0x44dc8c746a4    24  885ffc20       ldaxr w0, [x1]
0x44dc8c746a8    28  8802fc23       stlxr w2, w3, [x1]
0x44dc8c746ac    2c  35ffffc2       cbnz w2, #-0x8 (addr 0x44dc8c746a4)
...
0x44dc8c746b8    38  d65f03c0       ret
0x44dc8c746bc    3c  d503201f       nop
...

This is the code that TurboFan generates for the i32.atomic.rmw.xchg at least prior to Armv8.1.

Overall, this code implements a spinlock loop for synchronizing access to shared data between multiple cores. A spinlock is a type of lock that doesn’t involve the operating system. When a thread attempts to acquire a spinlock that is already held by another thread, it will spin and repeatedly check the lock status in a loop, waiting for the lock to be released.

What the code does is it reads a value from a memory location with acquire semantics (ldaxr) and then tries to store the value back using store-release exclusive (stlxr). If the store fails because another thread or process modified the value in the meantime, the loop repeats, re-reading the value and trying again.

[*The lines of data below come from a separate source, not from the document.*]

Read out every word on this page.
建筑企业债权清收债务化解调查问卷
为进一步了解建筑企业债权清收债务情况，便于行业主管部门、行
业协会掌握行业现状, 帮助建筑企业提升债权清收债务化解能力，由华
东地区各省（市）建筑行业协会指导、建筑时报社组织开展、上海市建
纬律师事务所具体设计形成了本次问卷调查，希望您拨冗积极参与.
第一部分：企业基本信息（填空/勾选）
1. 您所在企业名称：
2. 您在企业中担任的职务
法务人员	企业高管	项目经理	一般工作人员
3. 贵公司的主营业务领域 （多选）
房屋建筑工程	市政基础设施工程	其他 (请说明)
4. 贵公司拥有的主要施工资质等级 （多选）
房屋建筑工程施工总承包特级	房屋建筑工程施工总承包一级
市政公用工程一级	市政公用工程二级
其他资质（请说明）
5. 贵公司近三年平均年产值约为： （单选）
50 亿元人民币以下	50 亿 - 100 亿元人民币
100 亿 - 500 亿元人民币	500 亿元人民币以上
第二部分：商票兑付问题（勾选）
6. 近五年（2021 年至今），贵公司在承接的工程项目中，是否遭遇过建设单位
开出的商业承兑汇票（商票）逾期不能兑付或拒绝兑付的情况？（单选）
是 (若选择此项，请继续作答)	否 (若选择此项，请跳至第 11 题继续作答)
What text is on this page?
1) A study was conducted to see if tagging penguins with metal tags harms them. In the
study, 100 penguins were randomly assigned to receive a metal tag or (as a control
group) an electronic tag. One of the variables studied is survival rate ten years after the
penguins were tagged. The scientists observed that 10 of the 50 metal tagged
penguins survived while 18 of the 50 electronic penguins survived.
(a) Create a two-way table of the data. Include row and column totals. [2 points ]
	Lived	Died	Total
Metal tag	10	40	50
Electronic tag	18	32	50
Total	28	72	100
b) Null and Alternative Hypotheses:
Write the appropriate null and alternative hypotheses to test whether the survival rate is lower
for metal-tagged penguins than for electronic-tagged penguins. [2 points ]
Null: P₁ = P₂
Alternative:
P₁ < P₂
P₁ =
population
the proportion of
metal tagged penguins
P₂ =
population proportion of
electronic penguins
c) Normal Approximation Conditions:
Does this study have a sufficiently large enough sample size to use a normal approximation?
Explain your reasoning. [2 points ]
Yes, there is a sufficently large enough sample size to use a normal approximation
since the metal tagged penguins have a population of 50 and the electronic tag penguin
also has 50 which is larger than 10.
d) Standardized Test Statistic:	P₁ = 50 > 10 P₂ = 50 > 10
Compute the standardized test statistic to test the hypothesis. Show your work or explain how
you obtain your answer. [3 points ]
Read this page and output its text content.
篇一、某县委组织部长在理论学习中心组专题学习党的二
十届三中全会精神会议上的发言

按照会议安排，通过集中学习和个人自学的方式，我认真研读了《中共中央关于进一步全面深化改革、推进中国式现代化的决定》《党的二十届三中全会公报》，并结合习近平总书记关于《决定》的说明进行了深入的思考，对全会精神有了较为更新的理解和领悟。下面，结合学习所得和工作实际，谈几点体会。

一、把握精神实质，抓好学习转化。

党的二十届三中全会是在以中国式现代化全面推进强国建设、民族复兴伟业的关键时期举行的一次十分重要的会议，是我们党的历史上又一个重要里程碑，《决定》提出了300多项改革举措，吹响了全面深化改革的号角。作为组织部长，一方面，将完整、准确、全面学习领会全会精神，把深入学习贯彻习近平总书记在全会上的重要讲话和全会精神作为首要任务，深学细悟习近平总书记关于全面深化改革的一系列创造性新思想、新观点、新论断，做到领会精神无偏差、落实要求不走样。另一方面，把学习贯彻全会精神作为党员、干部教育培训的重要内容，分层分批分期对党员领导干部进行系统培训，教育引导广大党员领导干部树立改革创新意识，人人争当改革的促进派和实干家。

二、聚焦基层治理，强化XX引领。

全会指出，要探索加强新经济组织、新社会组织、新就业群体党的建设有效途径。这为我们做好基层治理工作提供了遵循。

Registers are small, fast storage locations within the CPU (Central Processing Unit) that are used to hold data and instructions during processing. Most arm64 instructions operate on registers.

The architecture provides 31 general-purpose registers, labeled from x0 to x30. Each of these registers is 64 bits wide. This means that w2 and x2 are related in that with the w registers you access the lower 32 bits of the corresponding x register.

So any operation performed on a w register will only affect the lower 32 bits of the corresponding w register, and the upper 32 bits will be zeroed.

Let’s unravel this a bit more:

movz x2, #0x0: The movz (move wide with zero) instruction moves an immediate value (here 0x0) into the destination register x2. It essentially initializes x2 with the value 0 which corresponds to the i32.const 0 instruction in our Wasm module and represents the memory index.
movz x3, #0x1: Same as before, but initializes x3 with the value 1. This corresponds to the i32.const 1 instruction in our Wasm module and represents the value we want to store in memory.
ldaxr w0, [x1]: ldaxr (load-acquire exclusive register) performs an exclusive load from the address in x1 into the w0 register (32-bit register) while also setting an exclusive access monitor. The exclusive access monitor facilitates synchronization and atomic operations between different cores or threads. In arm64, the return value of a function is typically stored in the w0 (or x0) register. Since ldaxr loads the value currently stored in x1 into w0, ret at the end will return the “original” value, which is the value that was at x1 before it is swapped. If you wonder why it uses x1 and not x2, that’s because right before the ldaxr, it adds the values stored in registers x1 and x2 and stores the result in x1. It does that because x2 (w2) is reused as the status register for stlxr.
stlxr w2, w3, [x1]: stlxr (store-release exclusive register) performs an exclusive store of a 32-bit value in w3 (which is the lower 32 bits of x3) to the memory address specified by the value in the x1 register. This is where the value gets swapped with 1 (stored in x3). The store operation is performed only if the exclusive access monitor for the memory address range is still set by the current processor, which was set by the prior ldaxr instruction. If the store operation is successful, the exclusive access monitor is released, and 0 is stored in the status register w2. If the operation fails (for example, the exclusive access monitor has been released by another processor or thread), a non-zero value is stored in the status register.
cbnz w2, #-0x8 (addr 0x44dc8c746a4): cbnz (compare and branch on non-zero) checks if the value in the w2 register (the status register used by stlxr) is non-zero and, if so, branches to the specified address (0x44dc8c746a4), which is the address for the ldaxr instruction, to retry the atomic RMW operation. This is where it loops until the operation was successfully performed without being interrupted by another thread.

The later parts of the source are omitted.